Providers’ performance data is used across an increasing number of areas by CMS, regulators and accreditation bodies, payers, and healthcare facilities themselves for initiatives like:
- Shared savings programs
- Merit-based incentives
- Peer review and external peer review
- Inclusion on government and commercial or private insurance panels
In the age of data breaches, it’s important for medical credentialing and privileging professionals to understand where the confidentiality lines are drawn.
Performance data tracking
The enhanced efforts we experience today to track all kinds of practitioner performance data are rooted in public demand for transparency of healthcare services and in outcomes improvement measures. Both equip payers and consumers to make better-informed quality decisions.
To monitor compliance efforts and educate practitioners about how their practices measure up to identified standards, healthcare organizations have adopted off the shelf software solutions and other tracking methods that generate individualized and aggregate practitioner profiling data. For example, some programs look at major diagnoses (e.g., heart failure) or events and then evaluate a practitioner’s performance. They might examine factors such as length of stay, average cost, mortality, readmissions, or drugs used.
Individual results are compared with those of peers to determine whether the practitioner is performing on par with the peer group or is an outlier in one or more categories. The goal of the profiling exercise, especially as applied to outliers, is to improve outcomes and modify practices where warranted. In the case of payers, it helps inform of under-performers.
Balancing data protection with the duty to protect patients
Hidden in the above-described efforts to improve healthcare quality and safety and decrease costs is risk. Hospitals and practitioners are generating increasing amounts of sensitive information about practitioners that a plaintiff could potentially use against the healthcare organization and/or its medical staff practitioners in a negligent credentialing claim.
How? It’s established law that hospitals have a duty to patients to ensure that practitioners are currently competent to exercise the clinical privileges a hospital grants to them. If a hospital grants privileges to an unqualified practitioner—or if the hospital knew (or should have known) the practitioner was not qualified based on internal or external studies, reports, or peer review analyses but took no action to limit or remove the privileges in question—the hospital may be found negligent.
10 steps to protect sensitive information
There are ways for hospitals and medical staffs to better approach the manner in which they develop and gather performance data and quality assurance information. But that’s not all. They must also retain the confidentiality of the data to the extent possible. The following practical steps can help protect against the discovery of sensitive information that could be used against them in a malpractice suit or other action.
- List relevant reports, studies, forms, analyses, profiling data, etc., that a hospital uses in carrying out its quality assurance, peer review, risk management, credentialing, and similar functions.
- Identify reports and information that, if accessible to a patient or plaintiff’s attorney, could be used to support a malpractice or corporate negligent claim.
- Identify all applicable state and federal confidentiality statutes, such as peer review, physician-patient, medical record, HIPAA, attorney-client, business record, and others that arguably apply to this data set.
- Determine the scope of protections afforded under the statutes and applicable case law, and/or the steps needed to at least assert a confidentiality argument, to the list referenced in step 1, to make an objective assessment about what data are likely to be protected and what may or will be discoverable.
- Identify documents, or portions of documents that remain after completing steps 1–4, and determine the level of sensitivity of the remaining information.
- If sensitive information remains, consider whether it can be moved to, consolidated with, or reauthorized by a peer review committee (or determine what other steps can be taken) to maximize protection under the applicable statutes.

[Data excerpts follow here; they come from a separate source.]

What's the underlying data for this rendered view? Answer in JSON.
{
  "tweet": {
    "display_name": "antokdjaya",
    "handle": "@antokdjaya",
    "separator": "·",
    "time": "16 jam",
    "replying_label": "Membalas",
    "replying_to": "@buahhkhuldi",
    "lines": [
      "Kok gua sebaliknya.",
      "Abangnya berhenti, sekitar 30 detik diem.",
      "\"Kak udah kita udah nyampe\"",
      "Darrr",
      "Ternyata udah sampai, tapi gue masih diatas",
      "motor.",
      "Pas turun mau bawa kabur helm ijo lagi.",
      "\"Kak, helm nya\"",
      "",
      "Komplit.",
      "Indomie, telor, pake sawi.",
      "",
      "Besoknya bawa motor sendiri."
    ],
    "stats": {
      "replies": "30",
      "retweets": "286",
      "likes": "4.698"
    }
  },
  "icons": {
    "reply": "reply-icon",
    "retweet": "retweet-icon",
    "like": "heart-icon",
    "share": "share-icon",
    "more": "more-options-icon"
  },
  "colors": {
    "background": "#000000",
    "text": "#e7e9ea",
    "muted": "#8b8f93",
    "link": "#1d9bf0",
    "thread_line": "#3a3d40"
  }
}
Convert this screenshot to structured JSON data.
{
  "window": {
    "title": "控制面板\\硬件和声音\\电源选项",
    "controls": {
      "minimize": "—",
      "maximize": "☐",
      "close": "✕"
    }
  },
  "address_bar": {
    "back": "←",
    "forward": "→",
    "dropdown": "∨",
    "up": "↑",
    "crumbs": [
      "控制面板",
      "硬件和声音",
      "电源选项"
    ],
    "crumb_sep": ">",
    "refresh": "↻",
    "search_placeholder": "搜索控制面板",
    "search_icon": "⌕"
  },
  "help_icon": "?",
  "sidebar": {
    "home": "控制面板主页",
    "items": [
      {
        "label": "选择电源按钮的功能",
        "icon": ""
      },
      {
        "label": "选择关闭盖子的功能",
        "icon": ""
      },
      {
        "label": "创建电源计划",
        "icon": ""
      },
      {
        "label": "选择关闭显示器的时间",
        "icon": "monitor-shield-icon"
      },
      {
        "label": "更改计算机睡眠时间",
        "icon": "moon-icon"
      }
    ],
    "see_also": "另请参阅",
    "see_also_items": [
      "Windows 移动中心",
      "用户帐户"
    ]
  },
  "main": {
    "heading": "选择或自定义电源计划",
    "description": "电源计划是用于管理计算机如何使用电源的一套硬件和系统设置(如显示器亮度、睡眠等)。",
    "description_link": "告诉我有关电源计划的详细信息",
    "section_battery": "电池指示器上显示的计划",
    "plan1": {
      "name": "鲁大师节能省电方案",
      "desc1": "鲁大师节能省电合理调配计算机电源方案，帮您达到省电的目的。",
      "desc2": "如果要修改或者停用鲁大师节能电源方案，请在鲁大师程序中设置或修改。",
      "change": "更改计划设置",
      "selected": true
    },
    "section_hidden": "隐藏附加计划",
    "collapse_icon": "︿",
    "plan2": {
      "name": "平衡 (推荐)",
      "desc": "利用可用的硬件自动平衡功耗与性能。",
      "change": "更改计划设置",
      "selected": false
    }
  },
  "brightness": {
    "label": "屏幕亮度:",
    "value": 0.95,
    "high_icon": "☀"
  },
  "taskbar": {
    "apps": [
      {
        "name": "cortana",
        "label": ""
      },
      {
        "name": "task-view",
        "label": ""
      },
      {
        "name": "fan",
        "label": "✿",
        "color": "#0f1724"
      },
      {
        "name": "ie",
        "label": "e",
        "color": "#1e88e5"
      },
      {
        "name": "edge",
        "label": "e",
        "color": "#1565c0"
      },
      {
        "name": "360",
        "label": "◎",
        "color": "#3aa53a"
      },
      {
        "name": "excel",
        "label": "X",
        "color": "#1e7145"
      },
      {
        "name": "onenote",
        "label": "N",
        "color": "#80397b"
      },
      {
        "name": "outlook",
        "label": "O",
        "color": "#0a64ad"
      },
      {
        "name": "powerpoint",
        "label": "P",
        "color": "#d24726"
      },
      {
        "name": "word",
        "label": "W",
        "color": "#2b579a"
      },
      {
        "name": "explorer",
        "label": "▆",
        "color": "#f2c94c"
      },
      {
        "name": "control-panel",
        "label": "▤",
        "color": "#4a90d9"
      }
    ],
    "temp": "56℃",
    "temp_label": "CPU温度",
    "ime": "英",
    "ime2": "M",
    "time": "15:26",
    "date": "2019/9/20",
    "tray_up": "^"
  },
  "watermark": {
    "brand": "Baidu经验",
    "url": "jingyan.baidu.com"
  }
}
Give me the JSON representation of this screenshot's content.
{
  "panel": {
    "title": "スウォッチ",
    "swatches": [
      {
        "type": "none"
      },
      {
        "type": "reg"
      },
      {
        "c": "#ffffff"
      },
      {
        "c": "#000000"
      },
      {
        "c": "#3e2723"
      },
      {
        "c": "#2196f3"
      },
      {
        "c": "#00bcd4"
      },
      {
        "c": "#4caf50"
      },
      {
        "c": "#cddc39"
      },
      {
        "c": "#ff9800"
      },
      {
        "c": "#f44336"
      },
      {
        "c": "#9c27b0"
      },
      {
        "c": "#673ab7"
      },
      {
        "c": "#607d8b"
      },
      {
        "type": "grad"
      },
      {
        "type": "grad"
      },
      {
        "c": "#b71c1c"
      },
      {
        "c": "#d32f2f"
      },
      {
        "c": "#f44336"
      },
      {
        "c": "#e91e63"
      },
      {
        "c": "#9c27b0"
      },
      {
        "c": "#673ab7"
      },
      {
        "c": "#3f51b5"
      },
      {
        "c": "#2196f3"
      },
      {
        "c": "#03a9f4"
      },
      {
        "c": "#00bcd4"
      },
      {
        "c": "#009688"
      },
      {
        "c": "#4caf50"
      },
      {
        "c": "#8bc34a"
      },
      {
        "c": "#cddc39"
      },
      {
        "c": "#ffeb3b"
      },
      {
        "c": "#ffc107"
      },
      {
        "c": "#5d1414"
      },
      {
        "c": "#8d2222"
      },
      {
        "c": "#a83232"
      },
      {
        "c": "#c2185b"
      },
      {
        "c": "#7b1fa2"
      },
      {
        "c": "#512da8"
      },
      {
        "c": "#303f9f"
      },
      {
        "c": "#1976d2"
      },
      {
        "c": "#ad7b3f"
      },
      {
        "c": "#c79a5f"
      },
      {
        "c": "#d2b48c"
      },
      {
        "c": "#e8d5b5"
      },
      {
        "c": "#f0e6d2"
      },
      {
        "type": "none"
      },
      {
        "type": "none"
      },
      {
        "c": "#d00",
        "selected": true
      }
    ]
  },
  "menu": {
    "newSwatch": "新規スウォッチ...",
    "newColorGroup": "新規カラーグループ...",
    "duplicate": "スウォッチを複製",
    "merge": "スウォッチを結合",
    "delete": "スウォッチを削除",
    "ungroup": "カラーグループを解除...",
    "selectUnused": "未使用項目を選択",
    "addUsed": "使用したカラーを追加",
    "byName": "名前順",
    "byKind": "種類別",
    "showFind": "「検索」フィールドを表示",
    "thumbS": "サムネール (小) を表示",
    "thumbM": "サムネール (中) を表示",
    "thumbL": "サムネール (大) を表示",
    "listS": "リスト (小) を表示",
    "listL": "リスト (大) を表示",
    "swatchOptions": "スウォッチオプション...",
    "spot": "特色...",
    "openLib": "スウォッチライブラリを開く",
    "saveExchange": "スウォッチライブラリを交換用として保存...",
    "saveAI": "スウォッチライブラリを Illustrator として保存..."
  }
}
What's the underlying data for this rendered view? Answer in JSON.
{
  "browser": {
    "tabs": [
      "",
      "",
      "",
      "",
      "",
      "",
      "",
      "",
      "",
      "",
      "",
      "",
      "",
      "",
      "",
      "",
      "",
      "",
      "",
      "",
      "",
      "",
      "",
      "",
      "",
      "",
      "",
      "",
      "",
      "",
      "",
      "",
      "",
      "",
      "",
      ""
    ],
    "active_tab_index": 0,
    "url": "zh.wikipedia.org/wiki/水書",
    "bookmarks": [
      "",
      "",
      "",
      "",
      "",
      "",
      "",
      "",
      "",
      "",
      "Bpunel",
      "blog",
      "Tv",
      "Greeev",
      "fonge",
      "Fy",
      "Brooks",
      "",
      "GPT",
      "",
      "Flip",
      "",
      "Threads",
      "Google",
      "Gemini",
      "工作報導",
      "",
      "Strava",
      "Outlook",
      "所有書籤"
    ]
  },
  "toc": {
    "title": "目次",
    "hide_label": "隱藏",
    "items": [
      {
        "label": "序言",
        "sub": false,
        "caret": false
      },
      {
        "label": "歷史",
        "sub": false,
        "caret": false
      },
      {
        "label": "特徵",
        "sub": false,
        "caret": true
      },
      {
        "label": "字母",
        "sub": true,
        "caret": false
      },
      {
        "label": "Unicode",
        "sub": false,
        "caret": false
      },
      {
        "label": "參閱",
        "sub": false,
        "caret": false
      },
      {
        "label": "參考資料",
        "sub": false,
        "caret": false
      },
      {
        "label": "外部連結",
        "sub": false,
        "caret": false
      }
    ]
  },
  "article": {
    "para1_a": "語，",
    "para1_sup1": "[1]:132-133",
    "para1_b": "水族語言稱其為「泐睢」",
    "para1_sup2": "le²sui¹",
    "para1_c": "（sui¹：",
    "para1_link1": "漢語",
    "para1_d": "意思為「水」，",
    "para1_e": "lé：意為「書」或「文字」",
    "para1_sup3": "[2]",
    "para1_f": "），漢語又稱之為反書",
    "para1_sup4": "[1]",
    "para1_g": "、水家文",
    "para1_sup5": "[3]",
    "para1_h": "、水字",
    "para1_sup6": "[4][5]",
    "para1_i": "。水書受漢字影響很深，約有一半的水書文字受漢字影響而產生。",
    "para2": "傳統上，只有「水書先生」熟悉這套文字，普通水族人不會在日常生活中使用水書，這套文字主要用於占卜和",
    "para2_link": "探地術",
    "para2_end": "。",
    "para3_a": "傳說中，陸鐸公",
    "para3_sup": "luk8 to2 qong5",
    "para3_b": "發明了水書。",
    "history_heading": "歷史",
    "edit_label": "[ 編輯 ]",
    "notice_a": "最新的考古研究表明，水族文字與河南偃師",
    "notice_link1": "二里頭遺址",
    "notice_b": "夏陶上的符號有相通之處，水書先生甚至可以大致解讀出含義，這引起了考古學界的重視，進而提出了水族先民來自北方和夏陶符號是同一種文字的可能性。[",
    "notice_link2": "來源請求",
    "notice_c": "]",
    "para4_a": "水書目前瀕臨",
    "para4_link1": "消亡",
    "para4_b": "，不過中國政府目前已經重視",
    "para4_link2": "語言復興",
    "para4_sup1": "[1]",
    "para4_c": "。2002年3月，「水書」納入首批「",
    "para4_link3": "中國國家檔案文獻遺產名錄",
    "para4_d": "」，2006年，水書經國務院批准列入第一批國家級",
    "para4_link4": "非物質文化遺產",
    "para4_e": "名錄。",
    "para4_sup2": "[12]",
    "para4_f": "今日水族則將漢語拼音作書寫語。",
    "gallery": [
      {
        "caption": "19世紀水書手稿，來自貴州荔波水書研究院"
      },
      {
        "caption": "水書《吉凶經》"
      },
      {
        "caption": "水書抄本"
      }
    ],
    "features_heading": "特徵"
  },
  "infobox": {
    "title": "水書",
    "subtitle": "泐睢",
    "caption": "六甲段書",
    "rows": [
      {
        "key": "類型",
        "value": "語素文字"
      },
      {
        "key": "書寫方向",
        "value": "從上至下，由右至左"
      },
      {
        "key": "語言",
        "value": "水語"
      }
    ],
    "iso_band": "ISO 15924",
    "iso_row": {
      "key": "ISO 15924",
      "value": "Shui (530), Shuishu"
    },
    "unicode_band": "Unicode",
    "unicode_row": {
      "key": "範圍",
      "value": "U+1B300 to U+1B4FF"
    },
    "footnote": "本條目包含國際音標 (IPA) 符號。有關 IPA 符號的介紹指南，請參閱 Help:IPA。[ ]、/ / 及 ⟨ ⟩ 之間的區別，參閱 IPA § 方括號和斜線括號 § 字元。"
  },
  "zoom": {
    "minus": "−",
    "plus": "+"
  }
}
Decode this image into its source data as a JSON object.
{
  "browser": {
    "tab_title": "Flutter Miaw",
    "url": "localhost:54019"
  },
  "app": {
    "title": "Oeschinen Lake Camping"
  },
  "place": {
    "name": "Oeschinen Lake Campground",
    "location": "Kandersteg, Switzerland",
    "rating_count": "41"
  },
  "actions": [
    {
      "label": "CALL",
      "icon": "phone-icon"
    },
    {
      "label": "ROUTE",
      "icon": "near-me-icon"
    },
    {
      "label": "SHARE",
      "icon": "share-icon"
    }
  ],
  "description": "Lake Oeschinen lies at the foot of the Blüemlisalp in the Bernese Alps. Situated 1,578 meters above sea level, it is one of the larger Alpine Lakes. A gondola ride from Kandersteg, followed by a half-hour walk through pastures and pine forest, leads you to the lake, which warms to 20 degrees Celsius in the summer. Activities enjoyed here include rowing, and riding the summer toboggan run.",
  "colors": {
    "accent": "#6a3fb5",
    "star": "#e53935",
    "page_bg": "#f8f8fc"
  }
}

- Determine whether the remaining sensitive information can be de-identified or aggregated without minimizing its effectiveness.
- Adopt bylaws, policies, and procedures that use statutory buzzwords (e.g., “This report is privileged and confidential under the ________ Act because it has been authorized for development and use by the ____ Committee for the purpose of reducing morbidity and mortality and to improve patient care”). This action may be self-serving, but courts have held that not making this internal designation suggests that the hospital did not consider the document confidential.
- Always consult with legal counsel in developing a plan—or at minimum meet with counsel regarding the final review of the plan.
- Update the plan as forms and the law change.